The Merrill settlement calls for the repurchase of securities held by retail investors with accounts of $4 million or less in assets by October 1, 2008 and by January 2, 2009 for all other retail customers and businesses with accounts of $100 million or less. Goldman agreed to repurchase the securities from its retail investors by November 12, 2008, while Deutsche Bank agreed to a 90 day time period. Other terms of the settlements call for public arbitration procedures to resolve claims of consequential damages suffered by retail investors and for the firms to expeditiously provide liquidity to institutional investors.

The three settling firms also undertook to make whole investors who sold securities for a loss after the crash of the market. In addition, each firm agreed to pay a fine to the states as follows: Merrill, $125 million; Goldman, $22.54 million; and Deutsche Bank, $15 million. Merrill also entered into a tentative settlement with the SEC under which it consented to the entry of a permanent in injunction prohibiting future violations of Exchange Act Section 15(c).

Financial fraud

The SEC concluded its long running enforcement action involving the Fleming Companies with settlements against former company executives Mark Shapiro, Albert Abbood and James Thatcher. SEC v. Shapiro, Civil Action No. 4:05-CV-0364 (E.D. Tex. Filed Sept. 15, 2005). Previously, the Commission had settled its financial fraud case with the company, other executives and certain vendors alleged to have been involved in the fraud. Litigation Release No. 18884 (Sept. 14, 2004) (listing the other actions).

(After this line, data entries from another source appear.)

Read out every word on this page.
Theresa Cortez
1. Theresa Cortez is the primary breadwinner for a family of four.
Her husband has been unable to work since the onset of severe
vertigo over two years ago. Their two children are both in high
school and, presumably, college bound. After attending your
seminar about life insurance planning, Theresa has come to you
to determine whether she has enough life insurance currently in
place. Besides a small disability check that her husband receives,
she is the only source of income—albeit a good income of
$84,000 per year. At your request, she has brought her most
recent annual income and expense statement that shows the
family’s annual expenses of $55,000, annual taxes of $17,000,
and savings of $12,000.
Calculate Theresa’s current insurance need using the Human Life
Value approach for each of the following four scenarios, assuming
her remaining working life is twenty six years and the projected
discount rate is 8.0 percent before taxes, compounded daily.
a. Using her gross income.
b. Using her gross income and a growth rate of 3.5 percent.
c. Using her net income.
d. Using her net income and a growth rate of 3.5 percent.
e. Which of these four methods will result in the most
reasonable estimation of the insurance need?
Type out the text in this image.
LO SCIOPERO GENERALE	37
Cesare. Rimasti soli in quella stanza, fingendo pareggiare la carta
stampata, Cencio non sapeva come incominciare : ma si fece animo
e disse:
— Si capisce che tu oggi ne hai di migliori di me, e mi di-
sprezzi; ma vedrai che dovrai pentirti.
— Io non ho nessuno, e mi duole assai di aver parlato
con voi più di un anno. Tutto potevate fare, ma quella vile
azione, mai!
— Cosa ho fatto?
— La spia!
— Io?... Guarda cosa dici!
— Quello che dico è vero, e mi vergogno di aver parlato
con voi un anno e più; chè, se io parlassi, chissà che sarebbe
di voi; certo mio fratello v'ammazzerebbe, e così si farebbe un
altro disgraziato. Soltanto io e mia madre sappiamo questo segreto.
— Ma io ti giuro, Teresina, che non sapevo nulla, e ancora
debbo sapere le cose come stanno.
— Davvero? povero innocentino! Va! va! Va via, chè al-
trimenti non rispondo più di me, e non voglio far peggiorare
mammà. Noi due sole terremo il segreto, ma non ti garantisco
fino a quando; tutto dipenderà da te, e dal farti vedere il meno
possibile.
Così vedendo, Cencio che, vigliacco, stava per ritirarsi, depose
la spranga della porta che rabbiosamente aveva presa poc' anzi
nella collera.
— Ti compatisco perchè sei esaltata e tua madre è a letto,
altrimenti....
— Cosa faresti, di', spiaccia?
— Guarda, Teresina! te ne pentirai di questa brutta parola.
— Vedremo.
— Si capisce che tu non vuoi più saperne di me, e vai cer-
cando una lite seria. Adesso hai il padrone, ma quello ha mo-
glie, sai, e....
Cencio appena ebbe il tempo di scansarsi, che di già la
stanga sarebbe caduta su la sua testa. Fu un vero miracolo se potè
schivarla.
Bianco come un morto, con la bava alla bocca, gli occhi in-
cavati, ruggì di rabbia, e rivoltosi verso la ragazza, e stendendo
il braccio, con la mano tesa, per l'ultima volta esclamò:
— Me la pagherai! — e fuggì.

According to the SEC’s complaint, over several quarters beginning in late 2001 and continuing into 2002, Fleming improperly accounted for a number of transactions in order to sustain an illusion of growth and meet Wall Street expectations. The defendants participated in the scheme by obtaining misleading side letters from company vendors that were used to improperly accelerate recognition of the vendor’s up-front payments. In addition, Mr. Shapiro, then Fleming’s chief accounting officer, furnished false information to the outside auditors and signed a false Form 10-K and false Forms 10-Q. Mr. Shapiro also inflated earnings by executing large quarter-end inventory purchases to generate discounts that Fleming could immediately recognize as earnings.

To resolve the case, the three former executives consented to the entry of permanent injunctions prohibiting future violations of the antifraud and reporting provisions of he securities laws. In addition, Messrs. Abbood and Thatcher consented to the entry of orders requiring each of them to pay civil penalty of $25,000. Mr. Shapiro agreed to pay a penalty of $135,000. Mr. Shapiro also consented to the entry of an order under Rule 102(e) prohibiting him from appearing and practicing before the Commission.